Investors are Making Chaotic Trades
Investors are frantically rotating investments in dangerous sizes chasing an “up forever” dream. The percentage changes are unheard of.
Beneath the seemingly tranquil surface of the stock market lies a potential storm ready to disrupt the calm. On the exterior, the S&P 500 index showcases a 1.1% weekly rise, closing above 5000 for the first time and end higher for the 14th time in the last 15 weeks, a feat not seen since 1972. The Dow Jones Industrial Average remains relatively stable, and the Nasdaq Composite has surged by 1.9%.
On the surface, the prevailing narrative suggests a serene scenario: Inflation moderating, the Federal Reserve contemplating interest rate reductions, and sustained economic growth. This backdrop seemingly bodes well for corporate profits, supported by recent earnings releases exceeding expectations by 6.8%, surpassing the 5.7% average of the preceding four quarters, and hinting at a 9% earnings growth in the fourth quarter.
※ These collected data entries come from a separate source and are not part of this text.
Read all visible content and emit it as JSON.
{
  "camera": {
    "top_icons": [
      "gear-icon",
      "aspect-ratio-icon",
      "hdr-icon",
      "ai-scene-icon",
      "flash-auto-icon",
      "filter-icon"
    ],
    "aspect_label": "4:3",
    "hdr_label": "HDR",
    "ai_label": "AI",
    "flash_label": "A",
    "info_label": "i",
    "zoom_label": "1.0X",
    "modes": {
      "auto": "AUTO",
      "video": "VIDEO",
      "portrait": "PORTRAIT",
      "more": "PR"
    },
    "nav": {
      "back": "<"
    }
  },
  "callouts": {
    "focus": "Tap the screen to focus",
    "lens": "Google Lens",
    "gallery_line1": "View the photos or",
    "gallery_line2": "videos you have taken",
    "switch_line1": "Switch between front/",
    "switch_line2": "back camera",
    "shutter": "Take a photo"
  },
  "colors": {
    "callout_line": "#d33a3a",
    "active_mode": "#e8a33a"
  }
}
However, this apparent calm is merely a facade. Nowhere is this more evident than in the stocks of companies disclosing their fourth-quarter results. Although earnings are typically associated with significant stock movements, recent reactions have been unusually pronounced. As of Thursday, data from Dow Jones indicates that the median S&P 500 stock has experienced a 3.6% post-reporting move, nearly a point higher than the 2.7% median over the past decade.
These heightened fluctuations stem from the prevailing uncertainty surrounding individual companies, a stark contrast to the seemingly assured outlook for the broader market. Investor apprehension is palpable, fuelled by concerns about an expensive market—trading at 20.4 times 12-month forward earnings—ascending without carefully considering potential headwinds such as economic slowdown, inflation falling short of the Fed's target, or stagnant interest rates.
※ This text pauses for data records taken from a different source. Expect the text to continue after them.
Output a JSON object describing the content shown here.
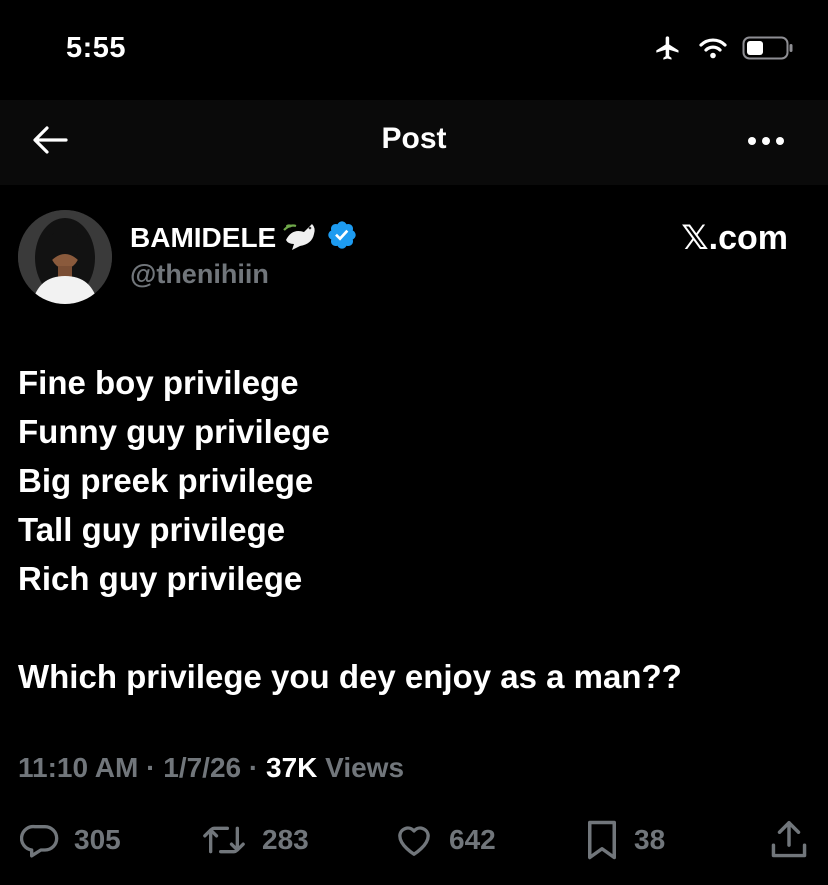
{
  "status_bar": {
    "time": "5:55",
    "icons": [
      "airplane-icon",
      "wifi-icon",
      "battery-icon"
    ]
  },
  "nav": {
    "title": "Post",
    "back_icon": "back-arrow-icon",
    "more_icon": "more-icon"
  },
  "post": {
    "display_name": "BAMIDELE",
    "name_emoji": "🕊️",
    "verified": true,
    "handle": "@thenihiin",
    "source_badge": "𝕏.com",
    "lines": [
      "Fine boy privilege",
      "Funny guy privilege",
      "Big preek privilege",
      "Tall guy privilege",
      "Rich guy privilege",
      "",
      "Which privilege you dey enjoy as a man??"
    ],
    "time": "11:10 AM",
    "separator": "·",
    "date": "1/7/26",
    "views_count": "37K",
    "views_label": "Views"
  },
  "actions": {
    "replies": "305",
    "reposts": "283",
    "likes": "642",
    "bookmarks": "38"
  },
  "colors": {
    "background": "#000000",
    "text": "#ffffff",
    "muted": "#71767b",
    "verified": "#1d9bf0"
  }
}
When investors feel on edge, they react more dramatically and emotionally. This may very well be the reason for investors rotating in and out of stocks in large sizes. The rush towards stocks seen as strong also leaves underperformers feeling rug pulled.
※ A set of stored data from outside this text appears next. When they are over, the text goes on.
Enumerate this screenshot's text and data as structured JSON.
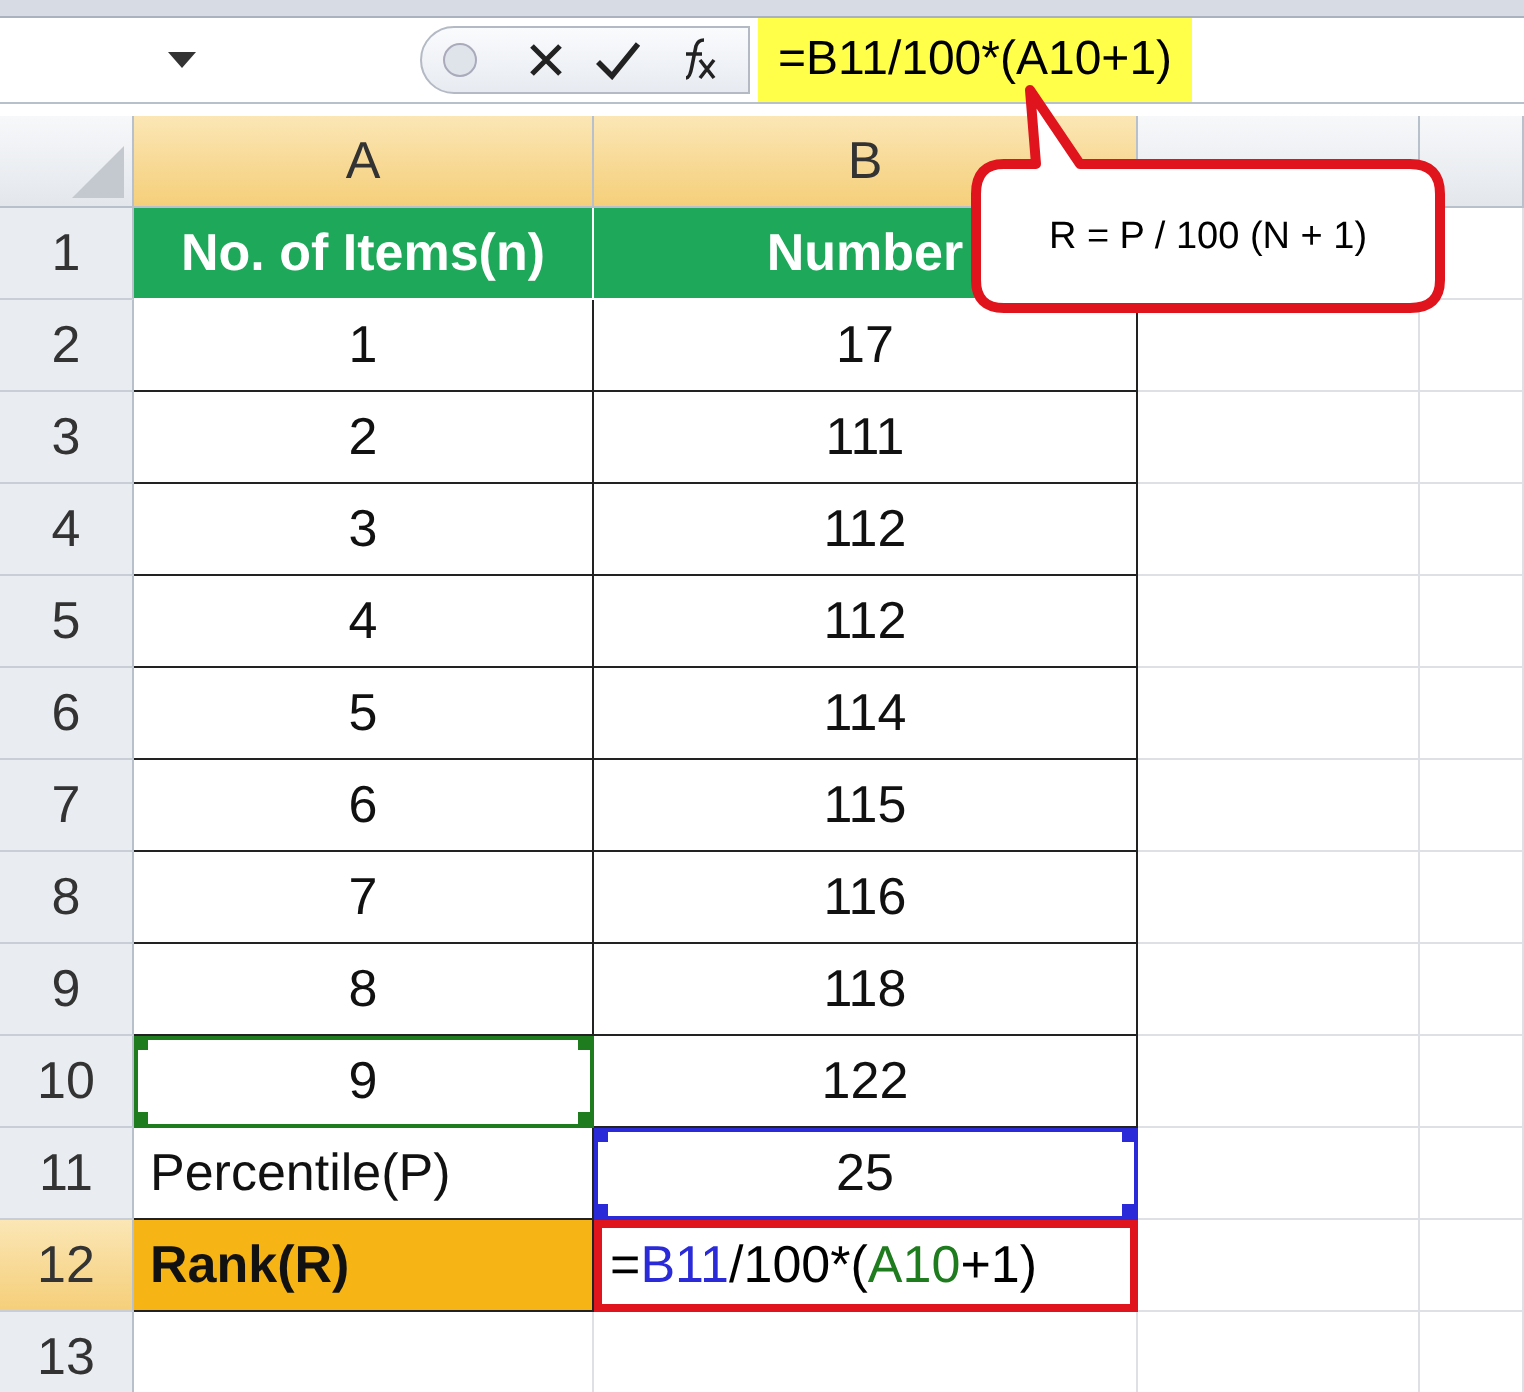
{
  "formula_bar": {
    "formula": "=B11/100*(A10+1)",
    "highlighted": true
  },
  "callout": {
    "text": "R = P / 100 (N + 1)"
  },
  "columns": [
    {
      "label": "A",
      "selected": true
    },
    {
      "label": "B",
      "selected": true
    }
  ],
  "rows": [
    {
      "number": "1",
      "selected": false,
      "cells": [
        {
          "kind": "header",
          "text": "No. of Items(n)"
        },
        {
          "kind": "header",
          "text": "Number"
        }
      ]
    },
    {
      "number": "2",
      "selected": false,
      "cells": [
        {
          "kind": "value",
          "text": "1"
        },
        {
          "kind": "value",
          "text": "17"
        }
      ]
    },
    {
      "number": "3",
      "selected": false,
      "cells": [
        {
          "kind": "value",
          "text": "2"
        },
        {
          "kind": "value",
          "text": "111"
        }
      ]
    },
    {
      "number": "4",
      "selected": false,
      "cells": [
        {
          "kind": "value",
          "text": "3"
        },
        {
          "kind": "value",
          "text": "112"
        }
      ]
    },
    {
      "number": "5",
      "selected": false,
      "cells": [
        {
          "kind": "value",
          "text": "4"
        },
        {
          "kind": "value",
          "text": "112"
        }
      ]
    },
    {
      "number": "6",
      "selected": false,
      "cells": [
        {
          "kind": "value",
          "text": "5"
        },
        {
          "kind": "value",
          "text": "114"
        }
      ]
    },
    {
      "number": "7",
      "selected": false,
      "cells": [
        {
          "kind": "value",
          "text": "6"
        },
        {
          "kind": "value",
          "text": "115"
        }
      ]
    },
    {
      "number": "8",
      "selected": false,
      "cells": [
        {
          "kind": "value",
          "text": "7"
        },
        {
          "kind": "value",
          "text": "116"
        }
      ]
    },
    {
      "number": "9",
      "selected": false,
      "cells": [
        {
          "kind": "value",
          "text": "8"
        },
        {
          "kind": "value",
          "text": "118"
        }
      ]
    },
    {
      "number": "10",
      "selected": false,
      "cells": [
        {
          "kind": "value",
          "text": "9",
          "color": "#1e7b1e"
        },
        {
          "kind": "value",
          "text": "122"
        }
      ]
    },
    {
      "number": "11",
      "selected": false,
      "cells": [
        {
          "kind": "label",
          "text": "Percentile(P)"
        },
        {
          "kind": "value",
          "text": "25",
          "color": "#2a2ad8"
        }
      ]
    },
    {
      "number": "12",
      "selected": true,
      "cells": [
        {
          "kind": "rank",
          "text": "Rank(R)"
        },
        {
          "kind": "formula",
          "parts": [
            {
              "text": "=",
              "color": "#000000"
            },
            {
              "text": "B11",
              "color": "#2a2ad8"
            },
            {
              "text": "/100*(",
              "color": "#000000"
            },
            {
              "text": "A10",
              "color": "#1e7b1e"
            },
            {
              "text": "+1)",
              "color": "#000000"
            }
          ]
        }
      ]
    },
    {
      "number": "13",
      "selected": false,
      "cells": []
    }
  ]
}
Companies falling short of market expectations in their earnings releases have been hit hard. FMC, for instance, witnessed an 11.5% drop following below-consensus guidance attributed partly to adverse weather conditions in Brazil. Conversely, companies delivering positive news experience surges in their stock prices, as demonstrated by Palantir Technologies, which soared 31% after reporting earnings that exceeded expectations, buoyed by robust demand from commercial clients. Let those percentages sink in. Investors are creating years’ worth of movement in days recently by making emotional trades.
Remarkably, this heightened market volatility has not yet translated into an equivalent increase in the CBOE Volatility Index (VIX), currently resting near 12.8—well below its 20-year average of 17.7. This discrepancy raises concerns, especially considering the S&P 500's substantial 21% gain since hitting a low in October. The risks looming on the horizon, including elevated valuations, persistent inflation, a cautious Federal Reserve, and the possibility of a recession mean that we could be seeing a downturn in major indices. In this case, we could see the safe havens gold and silver rise as the emotional traders rotate into their next lifeboat.